God’s forgiveness was costly. In order for him to forgive us, he had to send his Son as the sinbearer. The cost to God was great. .
God’s forgiveness is comprehensive. There are some sins that are more heinous in God’s sight than other sins. Yet he does not only forgive the lesser sins, he forgives them all.
God’s forgiveness is continual. Once he has forgiven a sin, he does not mention it again. They are cast behind his back. He does not make them barriers to future blessing or reasons for preventing a relationship with him. These aspects show us the greatness of God’s grace.
God’s forgiveness is conditional. Before we can receive God’s forgiveness, we have to confess our sins. Until we do so, we will not be forgiven. This is a reminder of the necessity of repentance, which is the twin of faith in Christ.
God’s forgiveness is complete. When a person trusts in Jesus, all his sins, past, present and future are forgiven as far as God’s justice is concerned. It is true that failure to confess sin affects the Christian’s enjoyment of God’s blessings, but even such a sad attitude does not negate God’s complete forgiveness as judge. As his children, we lose much when we are disobedient, but we never lose the declaration of pardon. This is connected to our justification. Remember the Shorter Catechism definition of justification: ‘Justification is an act of God’s free grace, wherein he pardoneth all our sins, and accepteth us as righteous in his sight, only for the righteousness of Christ, imputed to us, and received by faith alone.’

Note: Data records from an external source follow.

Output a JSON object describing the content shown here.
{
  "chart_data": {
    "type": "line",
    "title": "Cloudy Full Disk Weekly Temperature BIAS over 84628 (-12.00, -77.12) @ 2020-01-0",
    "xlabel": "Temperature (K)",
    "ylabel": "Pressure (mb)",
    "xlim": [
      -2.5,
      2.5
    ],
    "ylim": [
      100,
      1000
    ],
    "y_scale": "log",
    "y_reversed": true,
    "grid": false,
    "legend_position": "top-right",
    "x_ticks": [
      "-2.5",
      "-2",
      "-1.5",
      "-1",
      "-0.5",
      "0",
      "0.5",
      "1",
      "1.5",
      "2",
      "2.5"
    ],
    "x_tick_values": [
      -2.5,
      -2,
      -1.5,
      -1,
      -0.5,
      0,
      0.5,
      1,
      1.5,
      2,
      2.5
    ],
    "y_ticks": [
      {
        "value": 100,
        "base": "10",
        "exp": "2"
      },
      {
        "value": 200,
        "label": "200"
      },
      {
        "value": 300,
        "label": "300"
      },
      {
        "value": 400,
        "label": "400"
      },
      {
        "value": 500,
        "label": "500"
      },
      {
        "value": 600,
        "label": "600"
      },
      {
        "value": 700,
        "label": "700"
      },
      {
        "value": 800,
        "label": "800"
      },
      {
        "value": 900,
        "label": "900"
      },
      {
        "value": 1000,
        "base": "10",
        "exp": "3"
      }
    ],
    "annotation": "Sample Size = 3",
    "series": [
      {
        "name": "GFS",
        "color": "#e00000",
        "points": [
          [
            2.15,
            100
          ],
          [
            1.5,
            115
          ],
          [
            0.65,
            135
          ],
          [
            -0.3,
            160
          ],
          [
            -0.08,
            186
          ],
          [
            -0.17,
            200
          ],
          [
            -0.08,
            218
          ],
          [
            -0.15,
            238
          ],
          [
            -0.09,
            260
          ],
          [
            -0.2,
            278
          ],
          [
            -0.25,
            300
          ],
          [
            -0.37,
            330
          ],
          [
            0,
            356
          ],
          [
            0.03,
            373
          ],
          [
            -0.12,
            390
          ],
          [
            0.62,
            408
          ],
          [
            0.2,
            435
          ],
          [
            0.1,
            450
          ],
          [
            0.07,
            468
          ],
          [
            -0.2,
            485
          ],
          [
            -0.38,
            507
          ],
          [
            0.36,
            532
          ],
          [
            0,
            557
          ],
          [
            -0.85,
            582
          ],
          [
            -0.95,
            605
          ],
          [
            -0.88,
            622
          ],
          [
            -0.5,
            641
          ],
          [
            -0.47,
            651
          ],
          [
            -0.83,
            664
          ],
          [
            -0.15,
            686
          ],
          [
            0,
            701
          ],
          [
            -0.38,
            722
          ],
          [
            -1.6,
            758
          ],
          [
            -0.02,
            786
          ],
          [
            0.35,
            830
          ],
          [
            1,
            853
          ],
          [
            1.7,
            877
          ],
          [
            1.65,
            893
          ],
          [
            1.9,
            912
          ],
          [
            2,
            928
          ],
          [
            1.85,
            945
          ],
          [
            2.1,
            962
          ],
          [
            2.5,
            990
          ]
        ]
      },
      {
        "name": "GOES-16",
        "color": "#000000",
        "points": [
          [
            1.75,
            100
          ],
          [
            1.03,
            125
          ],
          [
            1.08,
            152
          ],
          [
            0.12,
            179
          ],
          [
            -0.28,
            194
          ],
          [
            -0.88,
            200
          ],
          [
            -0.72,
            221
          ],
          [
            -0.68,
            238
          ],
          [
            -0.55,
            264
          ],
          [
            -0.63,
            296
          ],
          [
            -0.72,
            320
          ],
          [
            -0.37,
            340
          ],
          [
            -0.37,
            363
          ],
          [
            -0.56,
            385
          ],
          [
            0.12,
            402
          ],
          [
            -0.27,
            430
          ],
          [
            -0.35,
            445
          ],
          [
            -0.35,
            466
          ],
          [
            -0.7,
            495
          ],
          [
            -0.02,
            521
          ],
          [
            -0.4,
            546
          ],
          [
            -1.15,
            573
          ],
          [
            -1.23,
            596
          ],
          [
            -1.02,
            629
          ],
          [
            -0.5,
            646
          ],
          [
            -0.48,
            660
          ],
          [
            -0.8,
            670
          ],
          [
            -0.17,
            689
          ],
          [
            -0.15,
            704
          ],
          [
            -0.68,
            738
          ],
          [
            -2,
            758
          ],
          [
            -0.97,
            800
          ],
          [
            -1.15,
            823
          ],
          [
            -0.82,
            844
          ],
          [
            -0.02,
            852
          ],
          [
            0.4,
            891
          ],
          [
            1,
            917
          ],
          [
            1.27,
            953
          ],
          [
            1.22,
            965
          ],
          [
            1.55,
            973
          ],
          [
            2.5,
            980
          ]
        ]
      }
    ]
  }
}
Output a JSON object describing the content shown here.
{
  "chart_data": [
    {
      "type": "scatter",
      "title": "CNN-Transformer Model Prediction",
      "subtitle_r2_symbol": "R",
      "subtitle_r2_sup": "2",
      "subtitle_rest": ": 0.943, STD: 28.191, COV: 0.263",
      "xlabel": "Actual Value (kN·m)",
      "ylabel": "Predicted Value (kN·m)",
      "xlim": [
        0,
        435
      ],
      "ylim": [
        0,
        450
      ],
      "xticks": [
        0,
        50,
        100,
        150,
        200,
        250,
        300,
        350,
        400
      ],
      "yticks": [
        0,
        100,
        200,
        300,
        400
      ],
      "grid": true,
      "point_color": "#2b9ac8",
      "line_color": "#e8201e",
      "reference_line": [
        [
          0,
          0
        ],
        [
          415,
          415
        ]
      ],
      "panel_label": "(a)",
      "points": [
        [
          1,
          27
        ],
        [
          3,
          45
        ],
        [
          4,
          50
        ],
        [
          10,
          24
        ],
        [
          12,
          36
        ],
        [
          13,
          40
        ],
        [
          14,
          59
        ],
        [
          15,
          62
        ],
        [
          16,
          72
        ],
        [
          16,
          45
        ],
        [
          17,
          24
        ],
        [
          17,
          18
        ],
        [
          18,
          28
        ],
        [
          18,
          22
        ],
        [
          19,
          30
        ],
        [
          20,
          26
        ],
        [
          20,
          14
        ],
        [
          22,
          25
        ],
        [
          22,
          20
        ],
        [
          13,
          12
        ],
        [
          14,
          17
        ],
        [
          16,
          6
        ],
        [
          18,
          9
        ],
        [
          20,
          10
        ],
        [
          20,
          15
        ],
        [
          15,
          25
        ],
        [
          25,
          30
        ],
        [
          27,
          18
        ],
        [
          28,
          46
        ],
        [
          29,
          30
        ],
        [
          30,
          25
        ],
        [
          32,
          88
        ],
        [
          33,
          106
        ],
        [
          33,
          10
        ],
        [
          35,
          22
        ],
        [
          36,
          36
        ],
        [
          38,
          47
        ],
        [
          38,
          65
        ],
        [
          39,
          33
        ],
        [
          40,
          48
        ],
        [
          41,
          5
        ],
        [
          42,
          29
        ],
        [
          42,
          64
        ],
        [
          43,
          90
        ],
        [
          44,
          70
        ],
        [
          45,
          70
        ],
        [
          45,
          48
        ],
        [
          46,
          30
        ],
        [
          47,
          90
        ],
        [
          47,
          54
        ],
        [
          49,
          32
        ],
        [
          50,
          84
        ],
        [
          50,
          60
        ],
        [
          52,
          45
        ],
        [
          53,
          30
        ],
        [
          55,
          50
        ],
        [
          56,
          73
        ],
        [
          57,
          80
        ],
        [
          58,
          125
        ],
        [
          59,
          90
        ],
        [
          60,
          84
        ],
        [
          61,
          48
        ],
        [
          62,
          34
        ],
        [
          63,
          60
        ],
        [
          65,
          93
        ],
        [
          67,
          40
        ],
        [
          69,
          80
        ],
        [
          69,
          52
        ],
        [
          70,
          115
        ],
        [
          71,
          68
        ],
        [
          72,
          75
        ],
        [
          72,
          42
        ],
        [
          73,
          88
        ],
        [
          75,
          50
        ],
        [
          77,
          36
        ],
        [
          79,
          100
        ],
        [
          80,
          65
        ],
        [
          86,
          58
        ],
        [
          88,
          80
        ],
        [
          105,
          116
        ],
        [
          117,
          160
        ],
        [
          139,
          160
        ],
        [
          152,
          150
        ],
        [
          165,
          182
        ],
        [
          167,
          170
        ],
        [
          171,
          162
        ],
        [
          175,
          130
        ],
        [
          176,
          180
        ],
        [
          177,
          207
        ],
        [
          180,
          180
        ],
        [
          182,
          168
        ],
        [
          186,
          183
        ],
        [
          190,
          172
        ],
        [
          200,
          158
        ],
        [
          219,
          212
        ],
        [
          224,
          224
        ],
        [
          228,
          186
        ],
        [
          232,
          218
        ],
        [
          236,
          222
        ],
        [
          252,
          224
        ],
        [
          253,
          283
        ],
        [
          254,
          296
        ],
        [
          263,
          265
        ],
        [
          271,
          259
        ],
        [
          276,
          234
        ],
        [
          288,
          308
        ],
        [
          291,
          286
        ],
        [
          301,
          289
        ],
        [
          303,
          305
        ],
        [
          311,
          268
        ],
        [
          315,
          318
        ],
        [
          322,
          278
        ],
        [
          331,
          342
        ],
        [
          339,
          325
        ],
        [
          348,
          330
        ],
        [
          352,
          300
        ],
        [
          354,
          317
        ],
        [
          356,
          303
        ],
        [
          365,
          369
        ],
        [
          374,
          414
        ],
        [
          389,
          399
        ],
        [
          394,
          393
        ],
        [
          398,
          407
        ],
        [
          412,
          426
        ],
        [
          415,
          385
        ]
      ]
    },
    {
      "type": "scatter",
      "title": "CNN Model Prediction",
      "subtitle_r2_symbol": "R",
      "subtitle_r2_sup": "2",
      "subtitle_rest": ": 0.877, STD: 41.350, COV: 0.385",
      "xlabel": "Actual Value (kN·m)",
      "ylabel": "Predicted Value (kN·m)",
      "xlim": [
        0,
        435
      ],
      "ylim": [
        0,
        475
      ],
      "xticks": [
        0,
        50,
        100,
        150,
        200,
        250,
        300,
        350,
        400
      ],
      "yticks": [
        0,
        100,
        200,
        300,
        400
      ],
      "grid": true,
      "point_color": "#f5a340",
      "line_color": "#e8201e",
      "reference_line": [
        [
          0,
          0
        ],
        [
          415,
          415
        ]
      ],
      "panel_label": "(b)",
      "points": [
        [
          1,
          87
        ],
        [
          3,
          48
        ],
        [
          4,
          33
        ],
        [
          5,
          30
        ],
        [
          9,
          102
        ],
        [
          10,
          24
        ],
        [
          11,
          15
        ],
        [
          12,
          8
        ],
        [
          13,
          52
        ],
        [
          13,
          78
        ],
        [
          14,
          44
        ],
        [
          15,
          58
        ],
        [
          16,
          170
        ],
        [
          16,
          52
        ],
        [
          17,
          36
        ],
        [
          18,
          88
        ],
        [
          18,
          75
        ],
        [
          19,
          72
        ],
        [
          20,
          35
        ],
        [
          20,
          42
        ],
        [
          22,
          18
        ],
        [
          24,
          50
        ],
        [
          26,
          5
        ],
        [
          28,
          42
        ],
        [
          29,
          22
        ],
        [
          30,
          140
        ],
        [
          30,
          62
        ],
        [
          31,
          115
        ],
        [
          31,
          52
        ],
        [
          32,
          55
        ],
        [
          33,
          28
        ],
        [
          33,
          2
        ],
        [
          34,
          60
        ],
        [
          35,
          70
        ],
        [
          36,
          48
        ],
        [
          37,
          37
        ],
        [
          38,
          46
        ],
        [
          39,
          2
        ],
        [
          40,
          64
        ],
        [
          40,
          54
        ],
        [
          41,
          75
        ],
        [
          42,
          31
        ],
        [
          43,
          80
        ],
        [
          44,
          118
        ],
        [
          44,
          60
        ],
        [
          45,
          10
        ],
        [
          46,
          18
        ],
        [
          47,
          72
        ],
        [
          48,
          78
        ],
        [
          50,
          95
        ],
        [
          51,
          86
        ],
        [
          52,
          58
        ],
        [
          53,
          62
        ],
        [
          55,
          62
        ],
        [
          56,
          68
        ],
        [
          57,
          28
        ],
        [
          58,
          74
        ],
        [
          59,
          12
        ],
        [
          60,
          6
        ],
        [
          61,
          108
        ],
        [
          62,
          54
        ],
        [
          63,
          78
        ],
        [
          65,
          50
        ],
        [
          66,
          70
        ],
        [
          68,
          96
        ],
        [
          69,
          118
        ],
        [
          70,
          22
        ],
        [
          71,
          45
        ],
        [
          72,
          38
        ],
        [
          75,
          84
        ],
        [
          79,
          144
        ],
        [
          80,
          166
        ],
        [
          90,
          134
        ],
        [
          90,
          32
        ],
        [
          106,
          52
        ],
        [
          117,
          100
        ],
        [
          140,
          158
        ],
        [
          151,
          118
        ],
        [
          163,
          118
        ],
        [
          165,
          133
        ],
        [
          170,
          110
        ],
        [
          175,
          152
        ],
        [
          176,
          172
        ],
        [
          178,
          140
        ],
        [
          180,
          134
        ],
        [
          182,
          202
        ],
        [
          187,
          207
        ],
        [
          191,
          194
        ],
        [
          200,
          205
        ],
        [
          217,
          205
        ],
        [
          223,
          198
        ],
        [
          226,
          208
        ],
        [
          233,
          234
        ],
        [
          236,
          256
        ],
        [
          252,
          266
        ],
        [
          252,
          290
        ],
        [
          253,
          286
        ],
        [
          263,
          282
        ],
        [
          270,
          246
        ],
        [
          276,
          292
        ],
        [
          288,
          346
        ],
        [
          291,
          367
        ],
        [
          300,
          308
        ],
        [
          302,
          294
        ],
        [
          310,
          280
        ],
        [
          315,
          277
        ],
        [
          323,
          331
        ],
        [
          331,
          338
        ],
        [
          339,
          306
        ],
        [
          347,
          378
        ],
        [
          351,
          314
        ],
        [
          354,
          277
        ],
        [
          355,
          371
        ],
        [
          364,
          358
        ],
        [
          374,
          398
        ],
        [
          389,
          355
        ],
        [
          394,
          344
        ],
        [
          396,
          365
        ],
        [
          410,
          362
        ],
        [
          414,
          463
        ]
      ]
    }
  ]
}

When we see the greatness of God’s forgiveness, we should have certain responses. First, we should rejoice. Our sins were the greatest barrier to our entrance into heaven. We could not remove them. But God has done so. We are pardoned. Second, we should respect such a great God. One way in which we do so is by refusing to take part in sin. Forgiveness obligates us to fight with sin. Third, we should retell to others the story of God’s great forgiving mercy.